Each sculpture’s edition number (1-50) ties it to a specific combat mission flown by Major Arnold as evidenced by a Certificate of Authenticity which references the specific mission as documented in Fredric Arnold’s 1943 logbook. A photocopy of the logbook is included which depicts all 50 combat missions, a rare artifact given that early in the war, only a small fraction of pilots stationed in North Africa survived 50 missions and returned from combat.  Eight inches tall, “Table Top TEENAGER” is a small version of the life-size “TEENAGER” (figure number one of the twelve life-size figures that comprise “Lest We Forget: The Mission”).

Each of these bronze sculptures is individually numbered, signed and reserved as a gift to major donors. None will be sold. The edition size of 50 commemorates the fifty combat missions flown by Major Arnold during WWII.


Add yours →

  1. Vance Siedenburg May 12, 2023 — 6:12 am

    Thanks for honoring my father a B17G pilot who I never got to know Vance

  2. Dear Major Arnold,

    Thank you for your service – both in the war and in peace – and especially in producing this poignant memorial to your lost comrades, and to some extent, all the other brave men and women who served and died in your war and others.

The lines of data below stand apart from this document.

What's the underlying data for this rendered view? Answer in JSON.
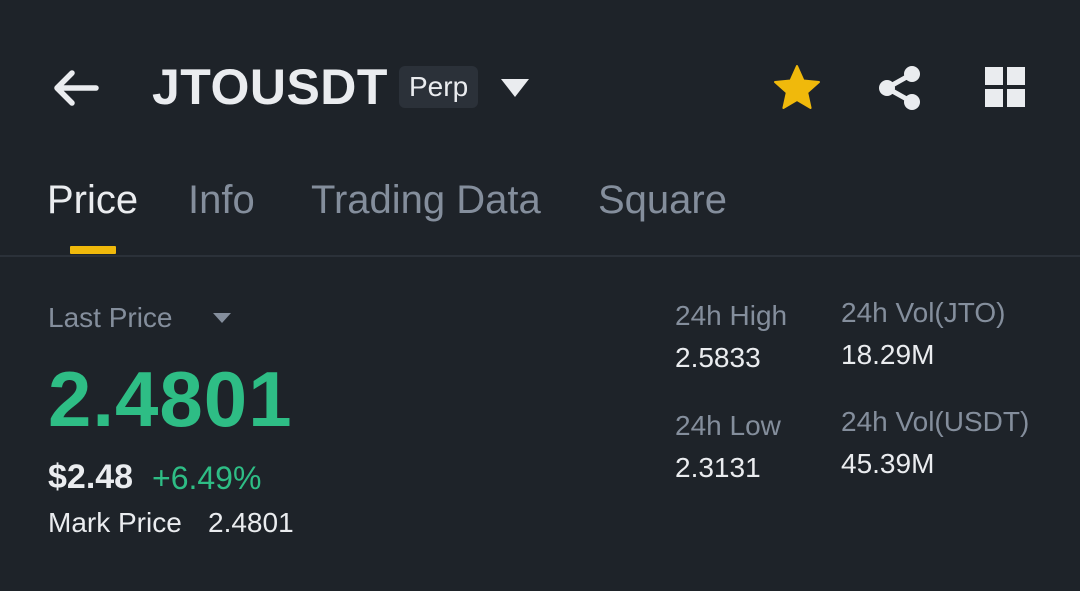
{
  "header": {
    "symbol": "JTOUSDT",
    "badge": "Perp",
    "icons": [
      "back-arrow-icon",
      "chevron-down-icon",
      "star-icon",
      "share-icon",
      "grid-icon"
    ],
    "favorite_color": "#f0b90b"
  },
  "tabs": [
    {
      "label": "Price",
      "active": true
    },
    {
      "label": "Info",
      "active": false
    },
    {
      "label": "Trading Data",
      "active": false
    },
    {
      "label": "Square",
      "active": false
    }
  ],
  "price": {
    "label": "Last Price",
    "last": "2.4801",
    "usd": "$2.48",
    "change": "+6.49%",
    "mark_label": "Mark Price",
    "mark_value": "2.4801"
  },
  "stats": {
    "high_label": "24h High",
    "high_value": "2.5833",
    "low_label": "24h Low",
    "low_value": "2.3131",
    "vol_base_label": "24h Vol(JTO)",
    "vol_base_value": "18.29M",
    "vol_quote_label": "24h Vol(USDT)",
    "vol_quote_value": "45.39M"
  },
  "colors": {
    "background": "#1e2329",
    "up": "#2ebd85",
    "accent": "#f0b90b",
    "muted": "#848e9c",
    "text": "#eaecef"
  }
}
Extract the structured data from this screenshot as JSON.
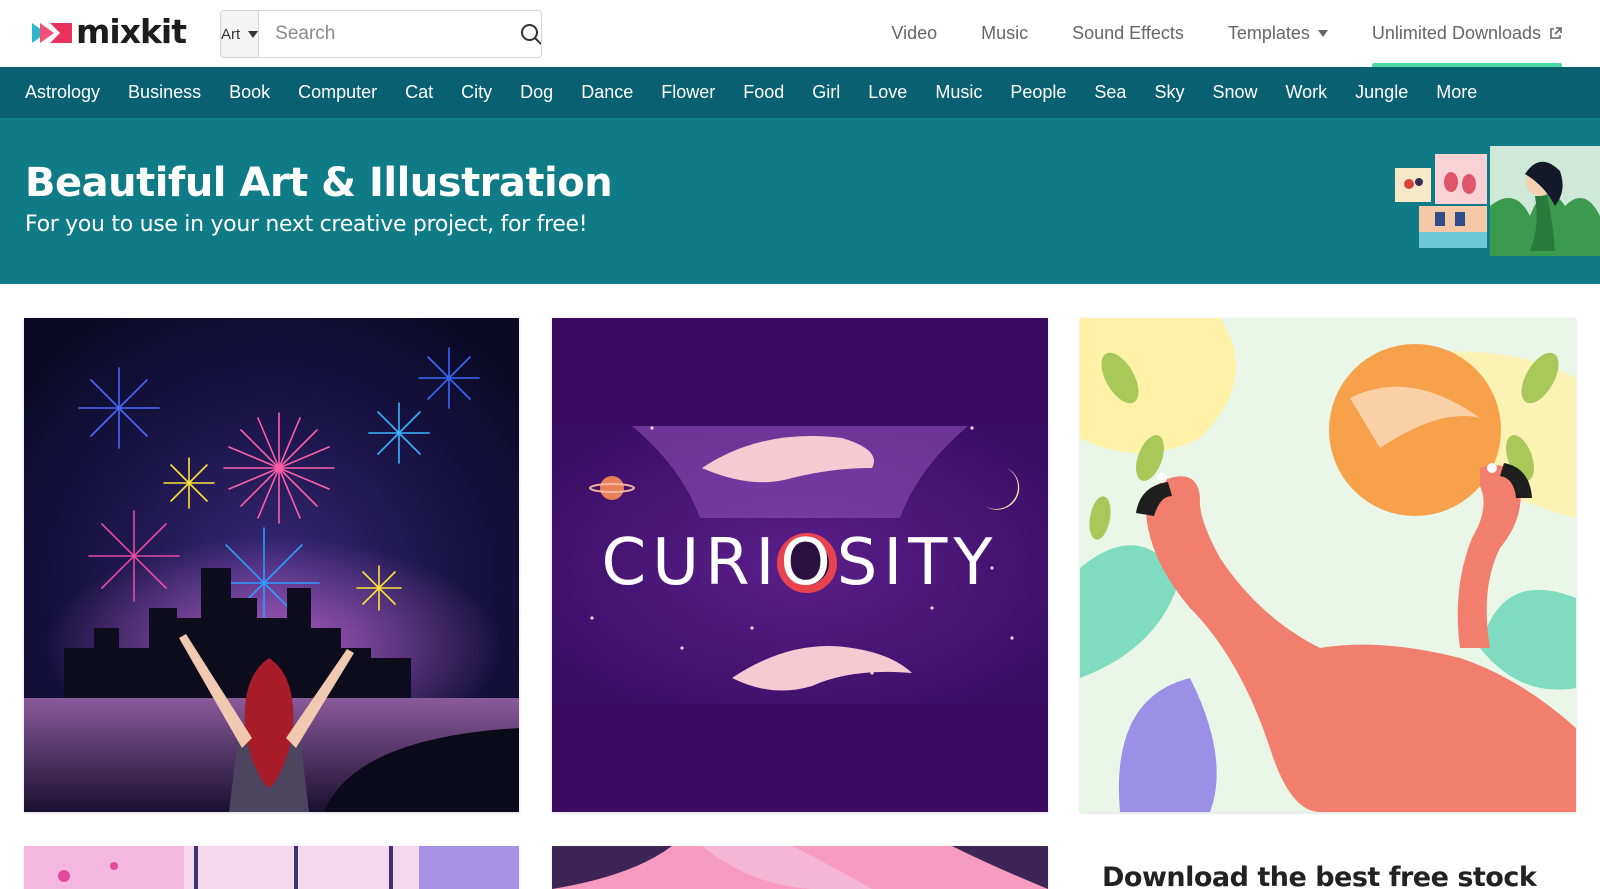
{
  "header": {
    "logo_text": "mixkit",
    "search": {
      "category": "Art",
      "placeholder": "Search"
    },
    "nav": [
      {
        "label": "Video"
      },
      {
        "label": "Music"
      },
      {
        "label": "Sound Effects"
      },
      {
        "label": "Templates"
      },
      {
        "label": "Unlimited Downloads"
      }
    ]
  },
  "categories": [
    "Astrology",
    "Business",
    "Book",
    "Computer",
    "Cat",
    "City",
    "Dog",
    "Dance",
    "Flower",
    "Food",
    "Girl",
    "Love",
    "Music",
    "People",
    "Sea",
    "Sky",
    "Snow",
    "Work",
    "Jungle",
    "More"
  ],
  "hero": {
    "title": "Beautiful Art & Illustration",
    "subtitle": "For you to use in your next creative project, for free!"
  },
  "cards": {
    "curiosity_text": "CURIOSITY"
  },
  "promo": {
    "heading": "Download the best free stock"
  },
  "colors": {
    "category_bar": "#086070",
    "hero_bg": "#0f7b86",
    "active_underline": "#4ad9a0"
  }
}
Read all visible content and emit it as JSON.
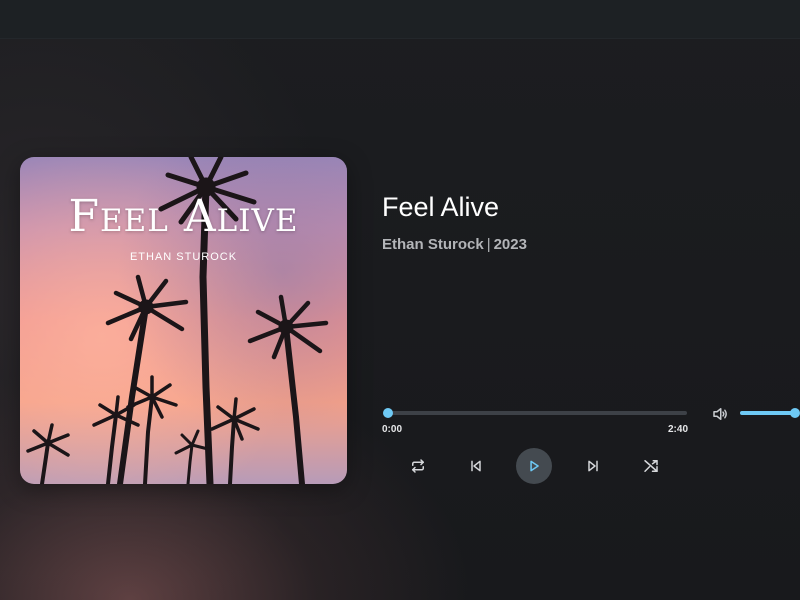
{
  "album": {
    "cover_title": "Feel Alive",
    "cover_artist": "ETHAN STUROCK"
  },
  "track": {
    "title": "Feel Alive",
    "artist": "Ethan Sturock",
    "separator": "|",
    "year": "2023"
  },
  "playback": {
    "current_time": "0:00",
    "total_time": "2:40",
    "progress_fraction": 0.0,
    "volume_fraction": 1.0,
    "playing": false
  },
  "controls": {
    "repeat_icon": "repeat-icon",
    "previous_icon": "skip-previous-icon",
    "play_icon": "play-icon",
    "next_icon": "skip-next-icon",
    "shuffle_icon": "shuffle-icon",
    "volume_icon": "volume-icon"
  },
  "colors": {
    "accent": "#6ec9f4",
    "background": "#17191c",
    "play_button": "#444a50"
  }
}
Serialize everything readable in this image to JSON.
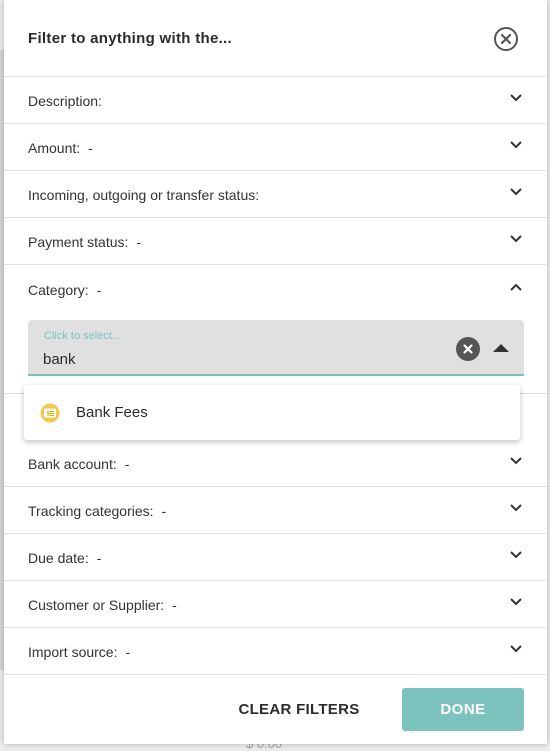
{
  "modal": {
    "title": "Filter to anything with the...",
    "close_icon": "close-circle-icon"
  },
  "filters": [
    {
      "label": "Description:",
      "value": "",
      "expanded": false
    },
    {
      "label": "Amount:",
      "value": "-",
      "expanded": false
    },
    {
      "label": "Incoming, outgoing or transfer status:",
      "value": "",
      "expanded": false
    },
    {
      "label": "Payment status:",
      "value": "-",
      "expanded": false
    },
    {
      "label": "Category:",
      "value": "-",
      "expanded": true
    },
    {
      "label": "Bank account:",
      "value": "-",
      "expanded": false
    },
    {
      "label": "Tracking categories:",
      "value": "-",
      "expanded": false
    },
    {
      "label": "Due date:",
      "value": "-",
      "expanded": false
    },
    {
      "label": "Customer or Supplier:",
      "value": "-",
      "expanded": false
    },
    {
      "label": "Import source:",
      "value": "-",
      "expanded": false
    }
  ],
  "category_select": {
    "placeholder": "Click to select...",
    "query": "bank",
    "options": [
      {
        "label": "Bank Fees",
        "icon": "bank-fees-icon"
      }
    ]
  },
  "footer": {
    "clear_label": "CLEAR FILTERS",
    "done_label": "DONE"
  },
  "background": {
    "amount_text": "$ 0.00"
  },
  "colors": {
    "accent": "#7cc3bd",
    "select_bg": "#e0e0e0",
    "icon_yellow": "#f2c94c"
  }
}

    I am sure your comrades would be both proud and touched to see this beautiful memorial to them. I know I was. I am also certain that any of their survivors and descendants

    My father and uncle served in WW II (both Marines), and I also served, though in a later war (Vietnam) as a “mud Marine.” All of us were engaged in close personal ground combat. Like you, I know the true “cost of war” for all involved, and I also wish with you that all nations, creeds, and people could learn to settle any supposed differences peaceably. Sadly, we seem to be as far as ever from that noble aspiration. But we who know the true price must continue to try to spread the word.

    To that noble end, I contribute what I can, and will alert all in my circle of comrades, and family and friends, to your project, in hopes that the remaining funding can be obtained.

    If you have the opportunity, I invite you and your family and friends to view the website I have established as a memorial to my comrades of CAC Oscar (see att.). With your permission, I will be linking your story and site to ours in the hope of sending any traffic to our site to yours as well.

    I remain, sir, very respectfully and Semper Fidelis,

    F. J. Taylor
    USMC (Ret.)

    • Mr. Taylor —

      My father was touched and asked me to thank you for your kind and thoughtful comment.

      We unveiled the sculpture to the public at the Wings Over the Rockies Museum yesterday. The reaction was overwhelming. We are all humbled. Among the many many people who attended the event was the nephew of one of the twelve men in Dad’s Group from the Class of 42-J. I don’t think he will mind my reprinting here part of his email as he found far better words than I can to describe his reaction to the event:

      I can’t begin to express my feelings to you. It is simply overwhelming! It will take me a while to really be able to digest all of what happened yesterday. I can only imagine what is must be like for you.

      Any good work of art creates thought and emotion. Your Dad’s incredible sculpture transcends this and brings it to a new, rare and unique level. It will continue to affect people of all ages for years to come.

      I offer you my sincere thanks for all of the work that was necessary to complete this fabulous task. I hesitate to use the term monumental as that doesn’t begin to describe this task. You have done a terrific job!

      Yes, please feel free to post links to our website wherever you think readers might be interested and thank you for your support.